Cleo rubbed her ring, staring down at it and praying—though not to the Goddess Cleiona, not after what she’d learned of the thieving, power-hungry Watcher—for a way through the darkness that stretched out before her. “Please. Father, please help me. I don’t know what to do. Am I a fool to believe that I have any chance against someone like King Gaius?”
The book Song of the Sorceress had told her more about Eva—that she could work magic with all four elements as easy as breathing. And at the end of the book there were two lines that had stayed with Cleo.
A thousand years after her death, the sorceress shall be reborn as a mortal beyond the Sanctuary’s veil. Once awakened, her magic will reveal the hidden treasure sought by both mortals and immortals alike.

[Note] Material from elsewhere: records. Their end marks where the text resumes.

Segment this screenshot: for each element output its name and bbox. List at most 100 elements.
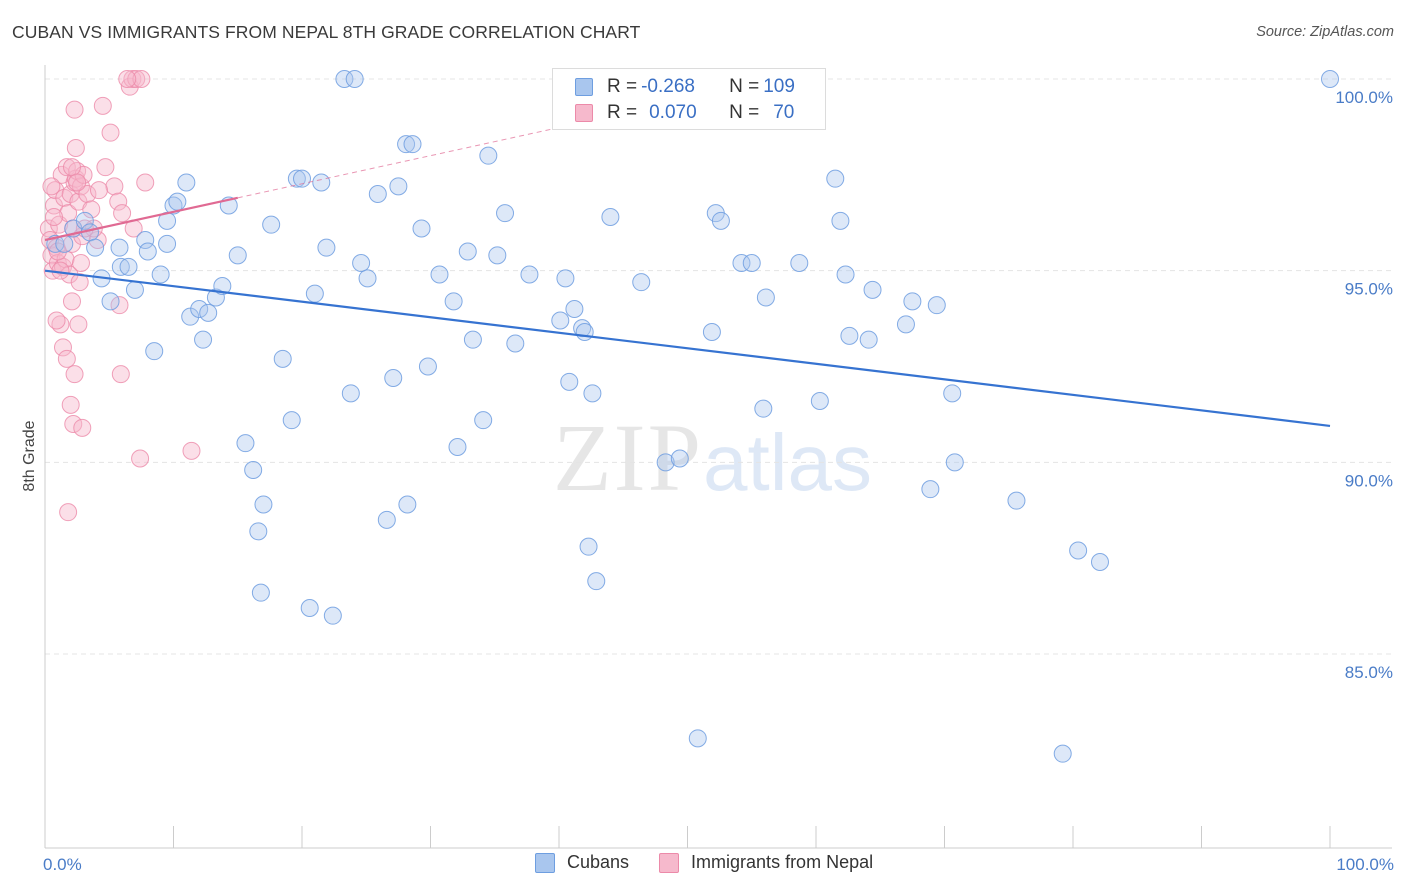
nepal-point (65, 100, 84, 119)
cuban-point (345, 70, 364, 88)
cuban-point (601, 208, 620, 226)
cuban-point (943, 384, 962, 403)
nepal-point (69, 315, 88, 334)
nepal-point (131, 449, 150, 468)
cuban-point (177, 173, 196, 192)
nepal-point (82, 200, 101, 219)
cuban-point (293, 169, 311, 188)
nepal-point (53, 338, 72, 357)
cuban-point (756, 288, 775, 307)
cuban-point (754, 399, 773, 418)
nepal-point (62, 292, 81, 311)
nepal-point (113, 204, 132, 223)
cuban-point (945, 453, 964, 472)
r-label: R = (607, 102, 638, 123)
n-value: 109 (763, 76, 795, 97)
cuban-point (921, 480, 940, 499)
cuban-point (282, 411, 301, 430)
nepal-point (73, 418, 92, 437)
series-legend: Cubans Immigrants from Nepal (535, 852, 903, 873)
nepal-trendline (44, 196, 238, 242)
cuban-point (305, 284, 324, 303)
cuban-point (119, 257, 138, 276)
watermark-zip: ZIP (553, 404, 703, 511)
cuban-point (190, 300, 209, 318)
cuban-point (125, 280, 144, 299)
stats-legend: R = -0.268 N = 109 R = 0.070 N = 70 (552, 68, 826, 130)
cuban-point (323, 606, 342, 625)
cuban-point (810, 392, 829, 410)
cuban-point (341, 384, 360, 403)
cuban-point (403, 135, 422, 154)
cuban-point (412, 219, 431, 238)
nepal-point (70, 273, 89, 292)
y-tick-label: 100.0% (1335, 88, 1393, 107)
nepal-point (47, 311, 66, 330)
nepal-point (56, 250, 75, 269)
cuban-point (903, 292, 922, 311)
cuban-point (287, 169, 306, 188)
cuban-point (262, 215, 281, 234)
nepal-point (109, 192, 128, 211)
nepal-point (66, 139, 85, 157)
cuban-point (587, 572, 606, 591)
cuban-point (384, 369, 403, 387)
cuban-point (358, 269, 377, 288)
cuban-point (670, 449, 689, 468)
nepal-point (44, 208, 63, 226)
legend-item-nepal[interactable]: Immigrants from Nepal (659, 852, 873, 873)
cuban-point (206, 288, 225, 307)
cuban-point (520, 265, 539, 284)
cuban-point (632, 273, 651, 292)
cuban-point (506, 334, 525, 353)
cuban-point (244, 461, 263, 479)
nepal-point (89, 181, 108, 200)
nepal-point (61, 395, 80, 414)
nepal-point (64, 415, 83, 433)
cuban-point (199, 303, 218, 322)
cuban-point (1321, 70, 1339, 88)
cuban-point (273, 349, 292, 368)
n-label: N = (729, 102, 760, 123)
cuban-point (1053, 744, 1072, 763)
cuban-point (556, 269, 575, 288)
cuban-point (213, 277, 232, 295)
nepal-point (182, 441, 201, 460)
chart-title: CUBAN VS IMMIGRANTS FROM NEPAL 8TH GRADE… (12, 22, 641, 42)
cuban-point (138, 242, 157, 261)
cuban-point (181, 307, 200, 326)
n-value: 70 (773, 102, 795, 123)
nepal-point (39, 219, 58, 238)
cuban-point (389, 177, 408, 196)
y-tick-label: 95.0% (1345, 280, 1393, 299)
nepal-point (105, 177, 124, 196)
nepal-points (39, 70, 201, 522)
cuban-point (859, 330, 878, 349)
cuban-point (136, 231, 155, 249)
cuban-point (742, 254, 761, 272)
cuban-point (300, 599, 319, 617)
cuban-point (560, 372, 579, 391)
cuban-point (418, 357, 437, 376)
cuban-point (711, 211, 730, 230)
cuban-point (317, 238, 336, 257)
cuban-point (430, 265, 449, 284)
cuban-points (46, 70, 1339, 763)
cuban-point (194, 330, 213, 349)
legend-item-cubans[interactable]: Cubans (535, 852, 629, 873)
cuban-point (444, 292, 463, 311)
cuban-point (352, 254, 371, 272)
cuban-point (863, 280, 882, 299)
cuban-point (551, 311, 570, 330)
cuban-point (579, 537, 598, 556)
cuban-point (826, 169, 845, 188)
cuban-point (688, 729, 707, 748)
cuban-point (458, 242, 477, 261)
cuban-point (565, 300, 584, 318)
cuban-point (151, 265, 170, 284)
nepal-legend-swatch (659, 852, 680, 873)
cuban-point (377, 510, 396, 529)
cuban-point (732, 254, 751, 272)
cuban-point (312, 173, 331, 192)
cubans-swatch (575, 78, 593, 96)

Eva had been killed by her greedy sisters, Cleiona and Valoria, who’d stolen the Kindred and used its power to become goddesses.

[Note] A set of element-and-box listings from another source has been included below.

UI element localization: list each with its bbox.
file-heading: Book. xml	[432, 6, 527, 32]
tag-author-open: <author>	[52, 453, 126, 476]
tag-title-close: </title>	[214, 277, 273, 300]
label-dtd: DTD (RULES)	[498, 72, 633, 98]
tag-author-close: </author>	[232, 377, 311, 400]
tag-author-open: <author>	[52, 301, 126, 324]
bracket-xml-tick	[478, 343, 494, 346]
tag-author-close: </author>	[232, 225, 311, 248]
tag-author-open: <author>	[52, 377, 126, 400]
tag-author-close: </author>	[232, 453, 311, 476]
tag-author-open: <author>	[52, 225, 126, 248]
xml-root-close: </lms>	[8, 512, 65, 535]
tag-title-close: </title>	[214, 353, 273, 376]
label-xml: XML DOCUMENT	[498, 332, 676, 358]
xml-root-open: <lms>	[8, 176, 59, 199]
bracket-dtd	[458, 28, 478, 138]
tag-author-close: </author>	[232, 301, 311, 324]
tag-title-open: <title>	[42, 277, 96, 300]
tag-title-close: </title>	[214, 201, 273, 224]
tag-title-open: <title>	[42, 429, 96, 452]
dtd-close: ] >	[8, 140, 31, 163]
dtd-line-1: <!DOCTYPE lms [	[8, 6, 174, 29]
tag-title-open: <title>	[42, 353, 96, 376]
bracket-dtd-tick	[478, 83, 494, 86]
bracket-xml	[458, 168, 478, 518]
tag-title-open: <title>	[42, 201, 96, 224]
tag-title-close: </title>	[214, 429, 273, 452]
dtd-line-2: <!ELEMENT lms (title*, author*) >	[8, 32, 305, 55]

That was a thousand years ago.
A sorceress reborn—one who could harness all four parts of elementia with ease.
“There’s something strange about that girl.” Her attendant Helena had been speaking with her sister only two days after Cleo’s return from the wedding tour, not realizing Cleo could hear them. “The princess was tutored by a witch.”
“A witch?”
“The king chose the witch himself for the task, but now I think she’s dead. I saw her before they took her away. Her face was filled with fear. She whispered about fire and ice. She believed Princess Lucia to be evil.”
Servants did gossip about the most fantastical things. Yet Lucia had set the library alight. . . .
“Magic,” Cleo whispered. “Is that what you were doing that day, Lucia?”
Was the gossip of servants true this time?